In this context, the verse “I will scatter you among the nations” is clearly part of the series of curses. The verse continues, “I will unsheathe the sword after you; your land shall become a desolation and your cities a ruin.” Later in the passage, a similar verse speaks of God bringing the people “into the land of their enemies” (26:41). Being scattered, and being among the nations, are both clearly part of the punishment in this passage. The “ingathering of the exiles”, the removal of the Jewish people from being scattered among the nations, is an integral part of traditional Jewish messianic expectation.
Yet taken out of its context, that phrase from the parashah has a different resonance for us. Even strongly committed Zionists recognize that there are advantages for the Jewish people not to be all concentrated in one place. Many pre-modern thinkers saw a benefit in being scattered during the period of exile: if an anti-Jewish regime arose in one place, not all Jews would be threatened, and there would be other options for refuge.
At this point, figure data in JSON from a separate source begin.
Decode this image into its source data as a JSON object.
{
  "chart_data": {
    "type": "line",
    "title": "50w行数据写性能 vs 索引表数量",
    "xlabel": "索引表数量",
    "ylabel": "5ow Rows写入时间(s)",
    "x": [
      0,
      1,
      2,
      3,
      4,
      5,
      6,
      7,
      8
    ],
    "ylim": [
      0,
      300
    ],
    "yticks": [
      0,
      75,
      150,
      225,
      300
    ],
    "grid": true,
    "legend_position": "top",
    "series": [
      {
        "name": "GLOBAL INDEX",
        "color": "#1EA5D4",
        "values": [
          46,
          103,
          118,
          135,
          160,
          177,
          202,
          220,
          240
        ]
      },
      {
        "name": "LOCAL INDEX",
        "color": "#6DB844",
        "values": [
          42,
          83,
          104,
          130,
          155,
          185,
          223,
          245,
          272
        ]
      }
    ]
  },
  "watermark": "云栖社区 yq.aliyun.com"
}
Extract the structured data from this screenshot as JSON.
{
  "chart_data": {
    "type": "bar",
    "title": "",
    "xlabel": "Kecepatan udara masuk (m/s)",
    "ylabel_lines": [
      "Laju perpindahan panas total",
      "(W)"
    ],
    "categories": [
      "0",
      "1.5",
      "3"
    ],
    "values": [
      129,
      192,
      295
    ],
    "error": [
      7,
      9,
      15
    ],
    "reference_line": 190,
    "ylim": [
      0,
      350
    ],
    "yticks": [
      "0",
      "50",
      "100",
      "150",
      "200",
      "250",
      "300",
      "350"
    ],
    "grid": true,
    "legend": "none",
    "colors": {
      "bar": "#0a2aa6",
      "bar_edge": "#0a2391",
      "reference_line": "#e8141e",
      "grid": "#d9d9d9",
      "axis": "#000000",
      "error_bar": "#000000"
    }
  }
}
Some even saw a benefit that transcended the protection of geographical diversity. In the early 1620s, the Amsterdam Rabbi Saul Levi Morteira wrote, “If we were all in one place, our witness would be before only one nation. But our duty is to confess God’s greatness before all the peoples of the earth.” This anticipates what would become a central idea of the early Reform movement: the mission of the Jewish people fulfilled precisely through their dispersion throughout the world.
Historians have recognized that being scattered “among the nations” has not been an unmitigated disaster for the Jewish people. The interaction with other nations and their cultures has enriched the Jewish heritage through the absorption of some of the best aspects of the majority culture in a manner that did not necessarily undermine Jewish authenticity or loyalty. The flourishing of Jewish culture under medieval Islam and in late-nineteenth and early-twentieth century Germany and Austria are obvious examples.
This is not, of course, to minimize the enormous contribution that has been made by the State of Israel over the past 60 years: as a home where Jews anywhere in the world can come as a matter of right, and as an environment in which a strong Hebrew-language culture has flourished and thrived, much of it rooted in the study of age-old traditions, much of it intensely modern. Nevertheless, with all their challenges and failings most Jewish communities of the Diaspora, scattered among the nations, are not like those described in the parashah. They are not faint of heart, fleeing from the sound of a driven leaf (26:36), but proudly self-assertive; they do not feel themselves to be “in the land of their enemies”, but as neighbours and partners with much of the surrounding population.
For the parashah, being scattered throughout an alien and hostile environment, suffering the oppression of enemies, perishing among the nations, serves as an impetus for the confession and atonement of iniquities before God (26:40, 43). This bleak reality has indeed characterized Diaspora experience at some times and in some places, even in the recent past. But being scattered among the nations is not just a punishment. It may serve as an opportunity and a challenge.